A tradition dating back to the 1940s -- bonfire pits on the beaches of southern California -- is being targeted by state officials who say the popular pastime is no longer acceptable because of global warming and negative health consequences.
"One fire pit burning one night, a few hours, a couple bundles of wood, emits as much as one average diesel truck on the road today driving over 500 miles," said Dr. Philip Fine, of the Southern California Air Quality Management District (AQMD).
AQMD staff recommended banning open fires at the beach and removing the hundreds of concrete fire pits that stretch from San Diego to Los Angeles.
The proposal drew fire from beachgoers, who often show up early in the morning to reserve a spot.
"I would be super bummed if they banned bonfires on the beach because it's such a California thing," said Los Angeles resident Liz Corona. "It's such a fun, social thing to do with friends. And, um, I feel like it's not really doing any harm, so why would they ban them?"
Local regulators may be easing off the proposal, and plan to vote on a compromise shortly.
But to the air quality police, the harm is evident. Air quality monitors miles from the beach pick up tiny particulates and carcinogens from burning wood that damage health.
"There's a lot of studies that definitely show that wood smoke, as well as just particulate matter in general, are very harmful to health," Fine said. "There's people living very close to these fire pits who tell us that they have smoke in their house, that they have respiratory problems, and this causes them to aggravate those respiratory problems."

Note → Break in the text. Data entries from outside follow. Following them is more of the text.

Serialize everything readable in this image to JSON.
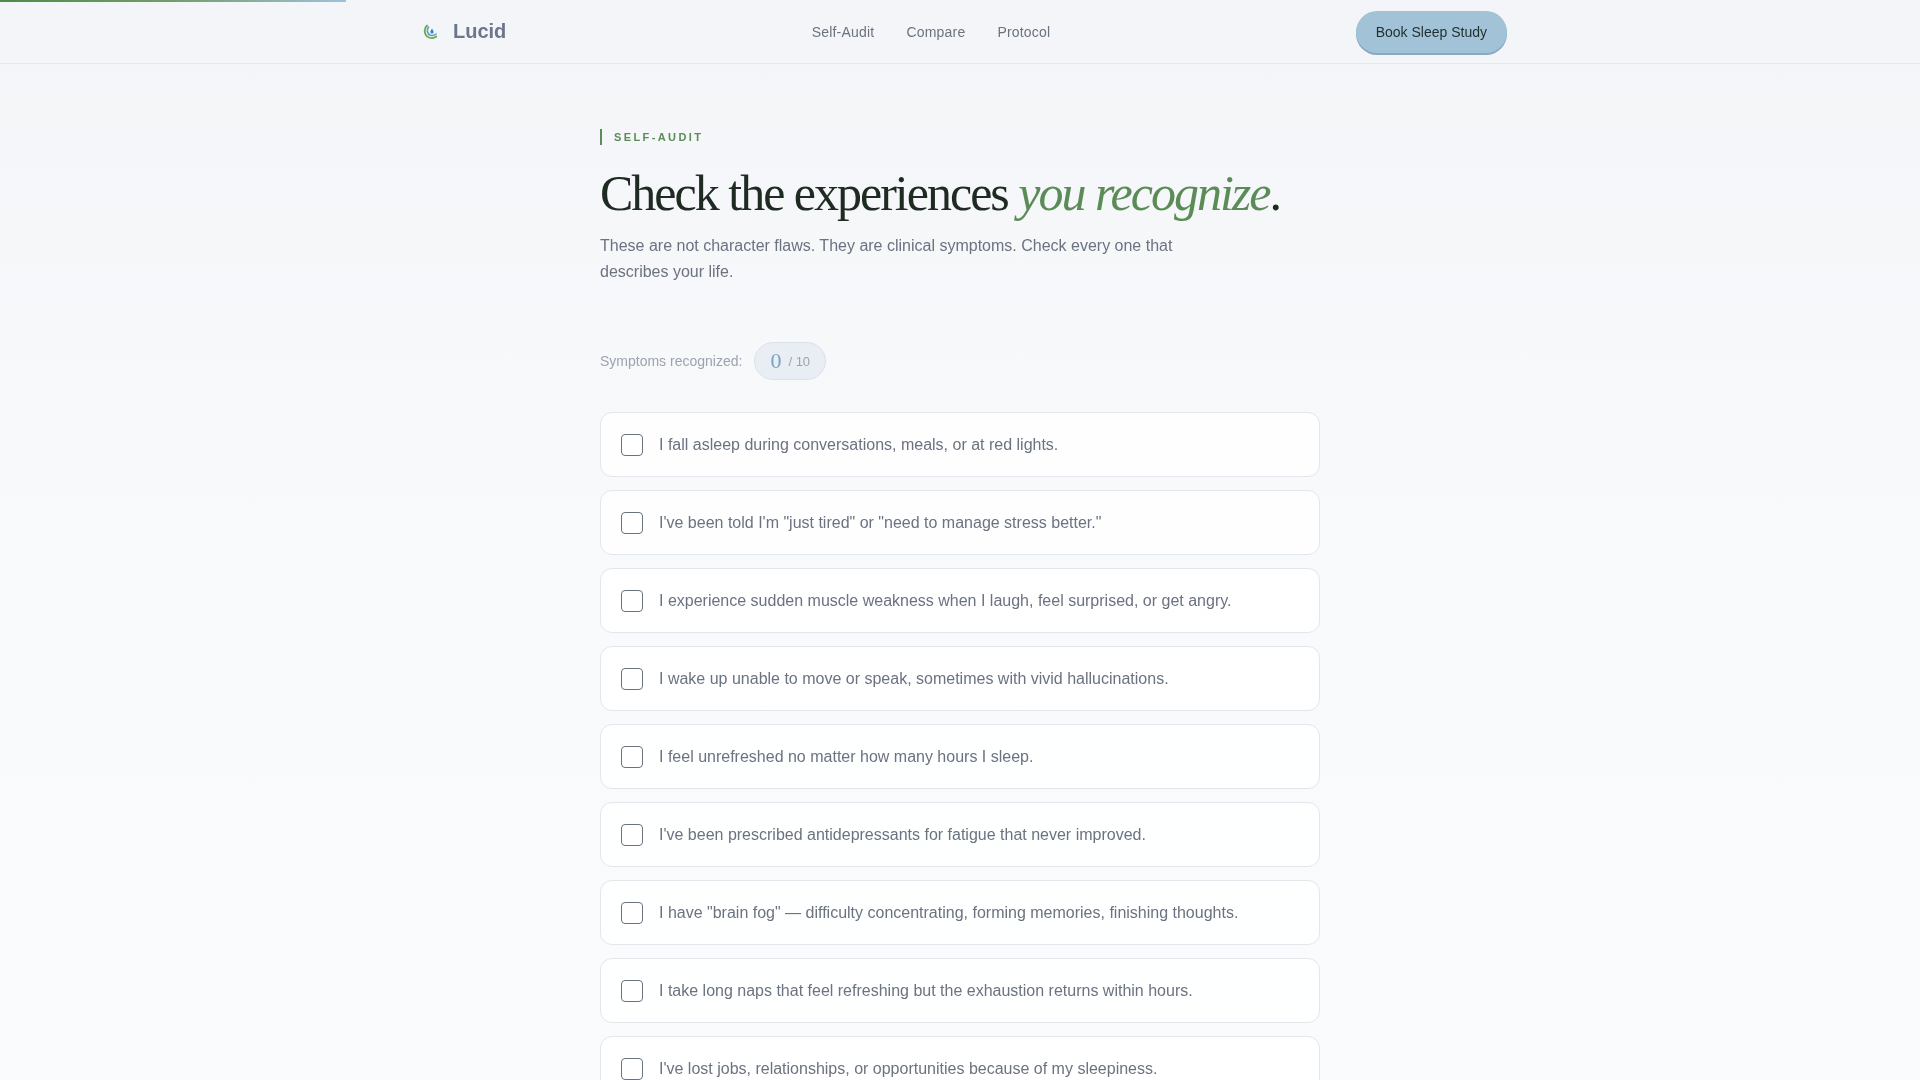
{
  "scroll_progress": {
    "level": 0.18
  },
  "header": {
    "brand": "Lucid",
    "nav": [
      "Self-Audit",
      "Compare",
      "Protocol"
    ],
    "cta": "Book Sleep Study"
  },
  "intro": {
    "eyebrow": "SELF-AUDIT",
    "heading": "Check the experiences *you recognize*.",
    "description": "These are not character flaws. They are clinical symptoms. Check every one that describes your life."
  },
  "counter": {
    "label": "Symptoms recognized:",
    "count": "0",
    "total": "/ 10"
  },
  "items": [
    {
      "text": "I fall asleep during conversations, meals, or at red lights.",
      "checked": false
    },
    {
      "text": "I've been told I'm \"just tired\" or \"need to manage stress better.\"",
      "checked": false
    },
    {
      "text": "I experience sudden muscle weakness when I laugh, feel surprised, or get angry.",
      "checked": false
    },
    {
      "text": "I wake up unable to move or speak, sometimes with vivid hallucinations.",
      "checked": false
    },
    {
      "text": "I feel unrefreshed no matter how many hours I sleep.",
      "checked": false
    },
    {
      "text": "I've been prescribed antidepressants for fatigue that never improved.",
      "checked": false
    },
    {
      "text": "I have \"brain fog\" — difficulty concentrating, forming memories, finishing thoughts.",
      "checked": false
    },
    {
      "text": "I take long naps that feel refreshing but the exhaustion returns within hours.",
      "checked": false
    },
    {
      "text": "I've lost jobs, relationships, or opportunities because of my sleepiness.",
      "checked": false
    }
  ]
}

Initially, many thought the rules would go through without much opposition. Beachgoers are not an especially vocal or organized lobby. Leaf-blowers and gas-powered weed wackers cause far more air pollution than beach bonfires, but California chose not to regulate them after Hispanic lawmakers protested on behalf of landscapers.
"We're just out here, having fun, hanging out, not doing anything bad," said Cristi Valencia, as she put another hot dog on the fire at Dockweiler Beach in Playa del Rey, Calif. "There's so many other ways we can protect the environment, this just doesn't seem like a very good one."
After some county supervisors in Los Angeles and Orange County protested, the AQMD backed off a bit. Under a compromise, only those pits within 700 feet of a home must be removed. And fires would be permitted unless the region's air quality is already considered unhealthful.
The AQMD board is expected to vote on the compromise recommendation Friday.